Unbutu will not boot from hard drive
I have recently downloaded Unbutu in ISO format and created the CD. I have a spare old Dell Optiplex machine which had Windows 98 installed. I decided to use this machine to install Linux as a stand alone. I have followed instructions for manual partitioning and allowing Unbutu to partition automatically.
Everything is fine and both method find my wireless network and I can get onto the internet without any complicated set up. I have navigated around the applications and all looks fine.
I have set my bios to boot from hard drive and CD. However when I come to restart Unbutu fails to boot/ start up. The SCSI hard drive is relatively small at 20GB.
What am I doing wrong?
David Bate
Mmm, the key may be the use of the word SCSI (!)
SCSI is "generally" reserved for servers so I could quite imagine that the SCSI drivers are not loaded by default for a "desktop" Linux installation. The first thing I'd try is manual activation of the SCSI drivers at boot time ...
At boot time, when the "Press ESC" prompt appears, press ESC, then press "e" to edit the boot entry. Move down to the kernel/image line and press 'e', and add "doscsi" to the end of the line, then press "b" (twice?) to boot the system with that config.
If that works, edit /boot/grub/menu.lst, find the first kernel/image line and add "doscsi" to have it add this parameter automatically at boot time.
I am not sure if the Dell Optiplex GX150 BIOS is too long in the tooth. It is a cast off from a company I work with.
When booting up I get F2 Setup or F12 Boot Menu.
Pressing F2 shows that I have a
Primary Hard Drive 0
Primary Hard Drive 1
The SCSI must be the primary hard drive 0 but when boot error comes up it says no primary drive 1.
I am not sure how I can access the kernel/image line you mention.
Ubuntu will do a test on the hard drive as I can hear it whirring when running from the CD.
Maybe I should reinstall Windows 98 and run Linux in parallel? That is if the computer can recognise the SCSI drive.
Thanks for now
David Bate
See if you chose the correct patition to boot from as it could have chosen the CD drive at "setup" when integration at the end of setup occurred.

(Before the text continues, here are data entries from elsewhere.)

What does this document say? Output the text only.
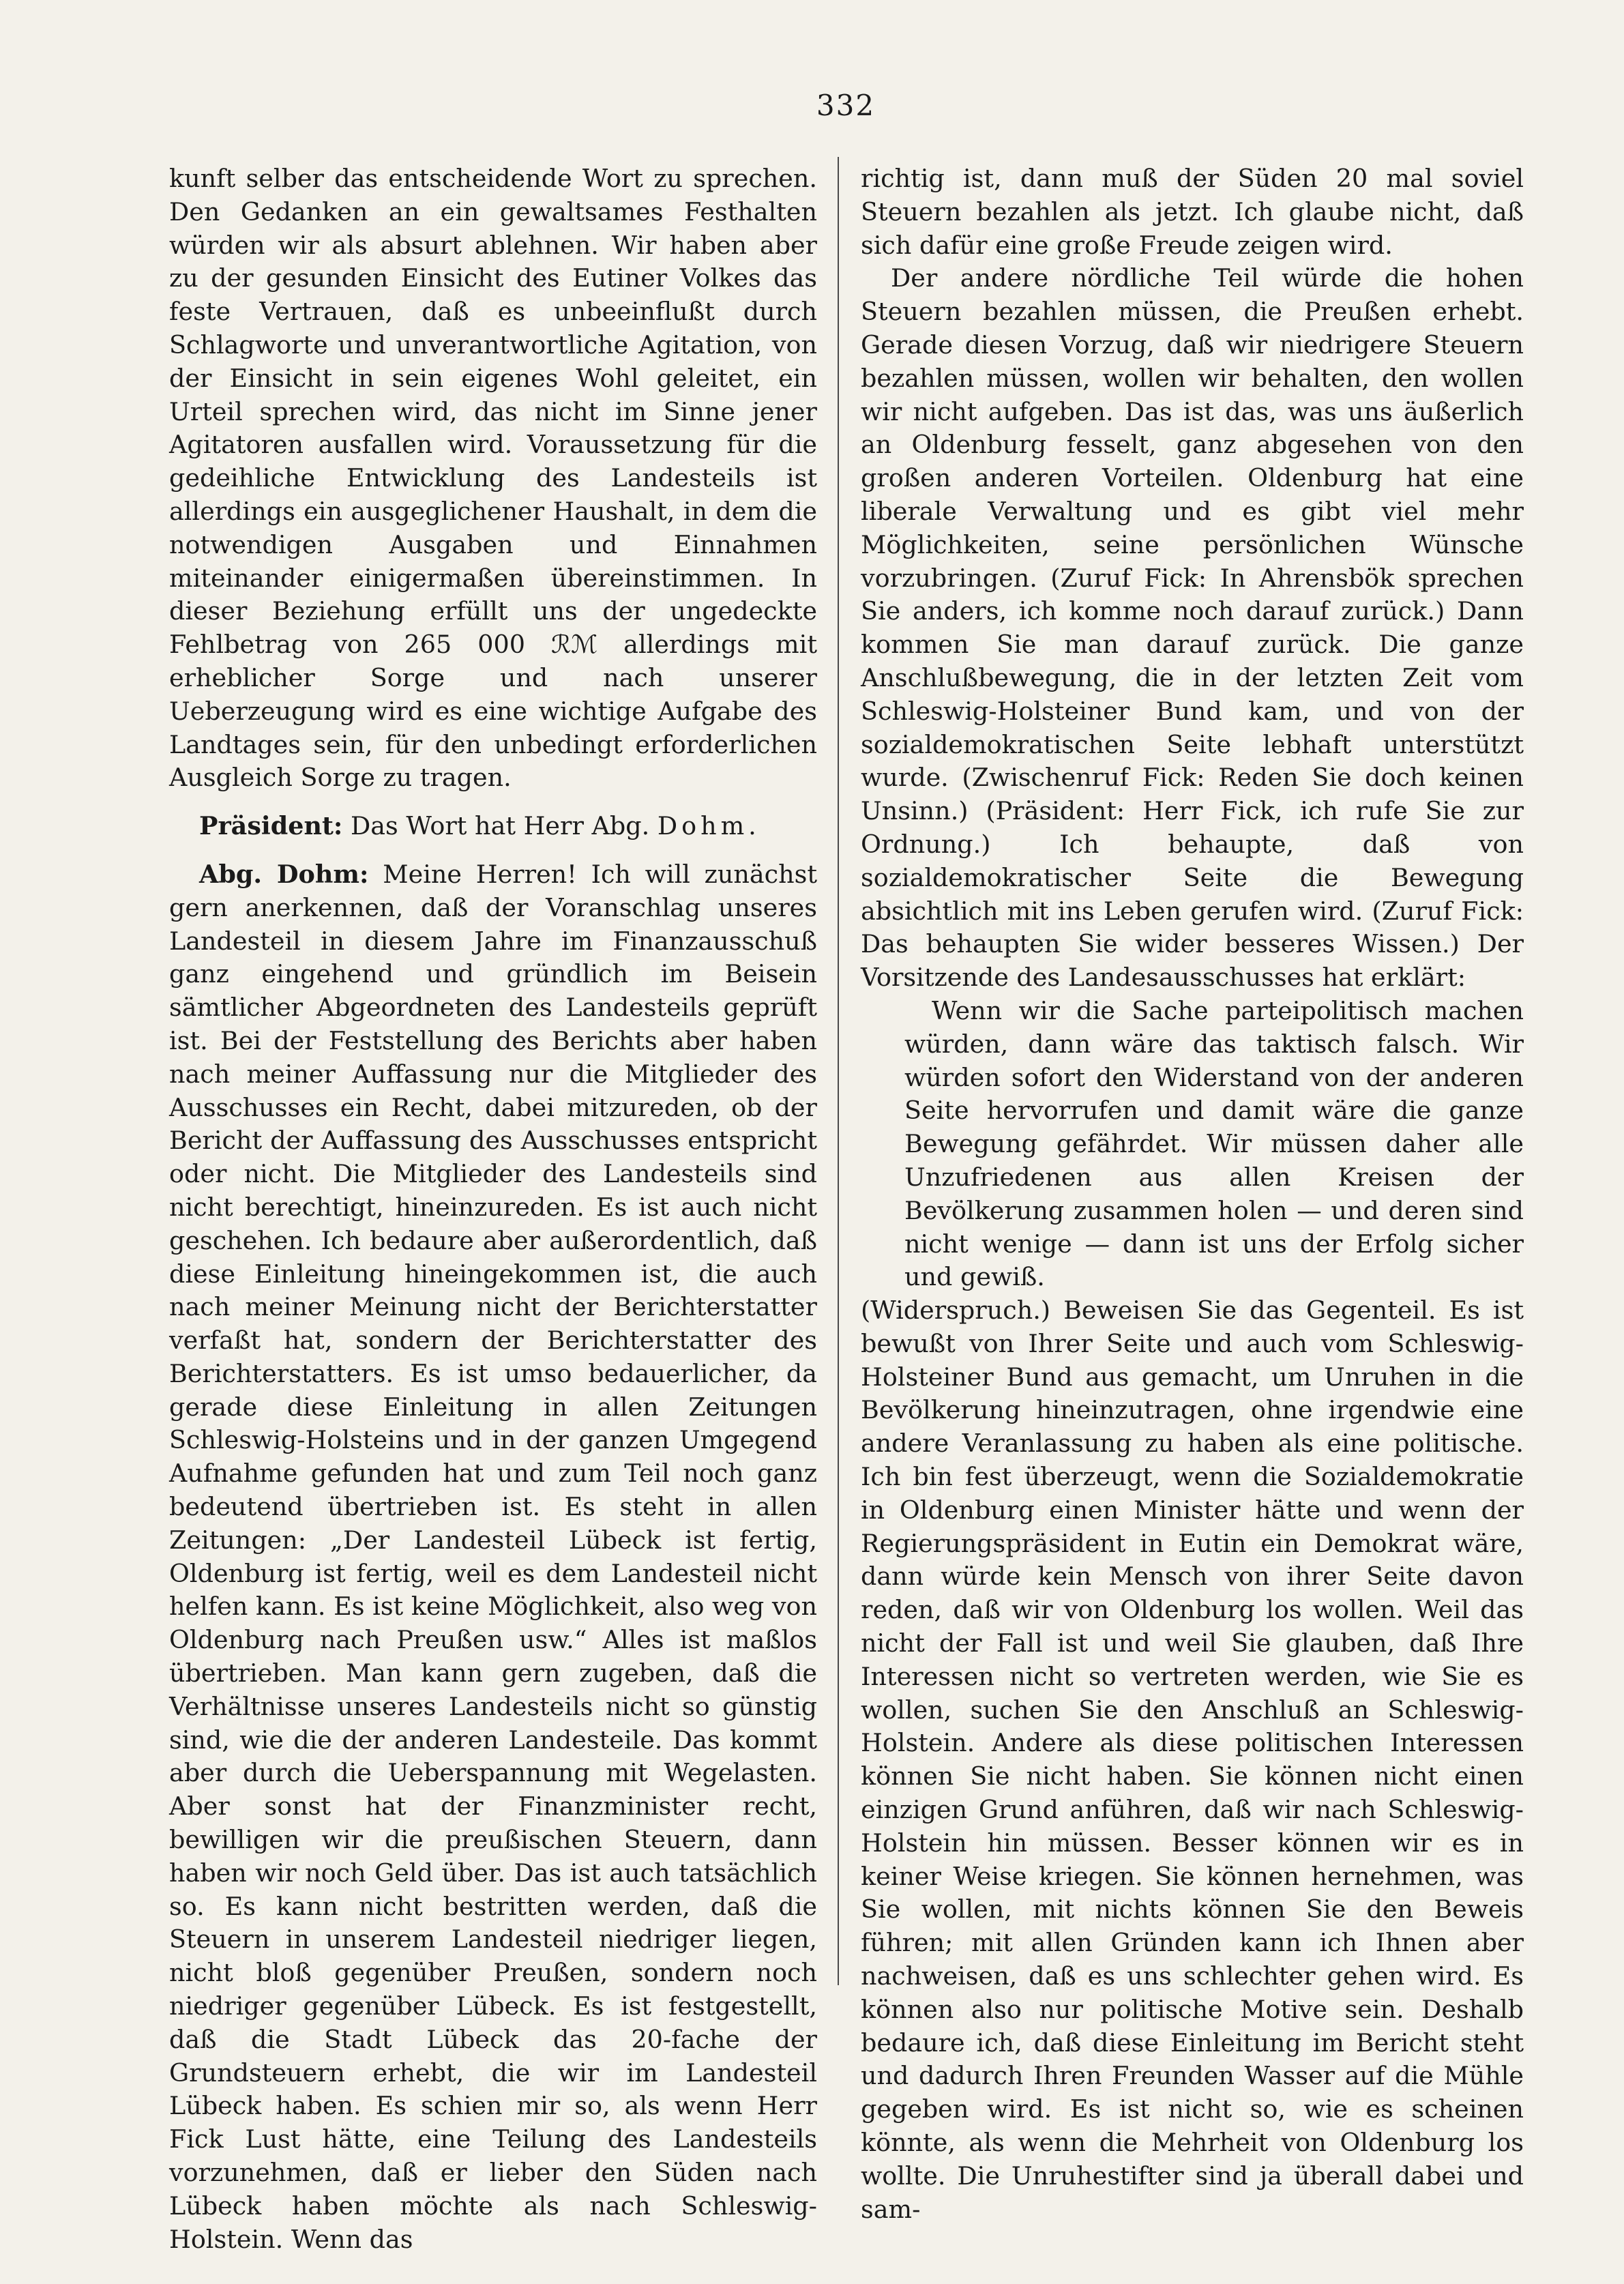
332

kunft selber das entscheidende Wort zu sprechen. Den Gedanken an ein gewaltsames Festhalten würden wir als absurt ablehnen. Wir haben aber zu der gesunden Einsicht des Eutiner Volkes das feste Vertrauen, daß es unbeeinflußt durch Schlagworte und unverantwortliche Agitation, von der Einsicht in sein eigenes Wohl geleitet, ein Urteil sprechen wird, das nicht im Sinne jener Agitatoren ausfallen wird. Voraussetzung für die gedeihliche Entwicklung des Landesteils ist allerdings ein ausgeglichener Haushalt, in dem die notwendigen Ausgaben und Einnahmen miteinander einigermaßen übereinstimmen. In dieser Beziehung erfüllt uns der ungedeckte Fehlbetrag von 265 000 ℛℳ allerdings mit erheblicher Sorge und nach unserer Ueberzeugung wird es eine wichtige Aufgabe des Landtages sein, für den unbedingt erforderlichen Ausgleich Sorge zu tragen.

Präsident: Das Wort hat Herr Abg. Dohm.

Abg. Dohm: Meine Herren! Ich will zunächst gern anerkennen, daß der Voranschlag unseres Landesteil in diesem Jahre im Finanzausschuß ganz eingehend und gründlich im Beisein sämtlicher Abgeordneten des Landesteils geprüft ist. Bei der Feststellung des Berichts aber haben nach meiner Auffassung nur die Mitglieder des Ausschusses ein Recht, dabei mitzureden, ob der Bericht der Auffassung des Ausschusses entspricht oder nicht. Die Mitglieder des Landesteils sind nicht berechtigt, hineinzureden. Es ist auch nicht geschehen. Ich bedaure aber außerordentlich, daß diese Einleitung hineingekommen ist, die auch nach meiner Meinung nicht der Berichterstatter verfaßt hat, sondern der Berichterstatter des Berichterstatters. Es ist umso bedauerlicher, da gerade diese Einleitung in allen Zeitungen Schleswig-Holsteins und in der ganzen Umgegend Aufnahme gefunden hat und zum Teil noch ganz bedeutend übertrieben ist. Es steht in allen Zeitungen: „Der Landesteil Lübeck ist fertig, Oldenburg ist fertig, weil es dem Landesteil nicht helfen kann. Es ist keine Möglichkeit, also weg von Oldenburg nach Preußen usw.“ Alles ist maßlos übertrieben. Man kann gern zugeben, daß die Verhältnisse unseres Landesteils nicht so günstig sind, wie die der anderen Landesteile. Das kommt aber durch die Ueberspannung mit Wegelasten. Aber sonst hat der Finanzminister recht, bewilligen wir die preußischen Steuern, dann haben wir noch Geld über. Das ist auch tatsächlich so. Es kann nicht bestritten werden, daß die Steuern in unserem Landesteil niedriger liegen, nicht bloß gegenüber Preußen, sondern noch niedriger gegenüber Lübeck. Es ist festgestellt, daß die Stadt Lübeck das 20-fache der Grundsteuern erhebt, die wir im Landesteil Lübeck haben. Es schien mir so, als wenn Herr Fick Lust hätte, eine Teilung des Landesteils vorzunehmen, daß er lieber den Süden nach Lübeck haben möchte als nach Schleswig-Holstein. Wenn das

richtig ist, dann muß der Süden 20 mal soviel Steuern bezahlen als jetzt. Ich glaube nicht, daß sich dafür eine große Freude zeigen wird.

Der andere nördliche Teil würde die hohen Steuern bezahlen müssen, die Preußen erhebt. Gerade diesen Vorzug, daß wir niedrigere Steuern bezahlen müssen, wollen wir behalten, den wollen wir nicht aufgeben. Das ist das, was uns äußerlich an Oldenburg fesselt, ganz abgesehen von den großen anderen Vorteilen. Oldenburg hat eine liberale Verwaltung und es gibt viel mehr Möglichkeiten, seine persönlichen Wünsche vorzubringen. (Zuruf Fick: In Ahrensbök sprechen Sie anders, ich komme noch darauf zurück.) Dann kommen Sie man darauf zurück. Die ganze Anschlußbewegung, die in der letzten Zeit vom Schleswig-Holsteiner Bund kam, und von der sozialdemokratischen Seite lebhaft unterstützt wurde. (Zwischenruf Fick: Reden Sie doch keinen Unsinn.) (Präsident: Herr Fick, ich rufe Sie zur Ordnung.) Ich behaupte, daß von sozialdemokratischer Seite die Bewegung absichtlich mit ins Leben gerufen wird. (Zuruf Fick: Das behaupten Sie wider besseres Wissen.) Der Vorsitzende des Landesausschusses hat erklärt:

Wenn wir die Sache parteipolitisch machen würden, dann wäre das taktisch falsch. Wir würden sofort den Widerstand von der anderen Seite hervorrufen und damit wäre die ganze Bewegung gefährdet. Wir müssen daher alle Unzufriedenen aus allen Kreisen der Bevölkerung zusammen holen — und deren sind nicht wenige — dann ist uns der Erfolg sicher und gewiß.

(Widerspruch.) Beweisen Sie das Gegenteil. Es ist bewußt von Ihrer Seite und auch vom Schleswig-Holsteiner Bund aus gemacht, um Unruhen in die Bevölkerung hineinzutragen, ohne irgendwie eine andere Veranlassung zu haben als eine politische. Ich bin fest überzeugt, wenn die Sozialdemokratie in Oldenburg einen Minister hätte und wenn der Regierungspräsident in Eutin ein Demokrat wäre, dann würde kein Mensch von ihrer Seite davon reden, daß wir von Oldenburg los wollen. Weil das nicht der Fall ist und weil Sie glauben, daß Ihre Interessen nicht so vertreten werden, wie Sie es wollen, suchen Sie den Anschluß an Schleswig-Holstein. Andere als diese politischen Interessen können Sie nicht haben. Sie können nicht einen einzigen Grund anführen, daß wir nach Schleswig-Holstein hin müssen. Besser können wir es in keiner Weise kriegen. Sie können hernehmen, was Sie wollen, mit nichts können Sie den Beweis führen; mit allen Gründen kann ich Ihnen aber nachweisen, daß es uns schlechter gehen wird. Es können also nur politische Motive sein. Deshalb bedaure ich, daß diese Einleitung im Bericht steht und dadurch Ihren Freunden Wasser auf die Mühle gegeben wird. Es ist nicht so, wie es scheinen könnte, als wenn die Mehrheit von Oldenburg los wollte. Die Unruhestifter sind ja überall dabei und sam-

E.g. lilo.conf (on the hard drive) could have dev/ or mnt/ for removable device because you did not tell setup if you had any SCSI devices as it asks about SCSI near the beginning (you manually answer that questions although it has done some probing).
Try running the setup as an upgrade this time and manually go through the checkbox systems carefully (although depending how the setup is done you may or may not need to add{name} partitions to be present or redo the partitions {not usually though}).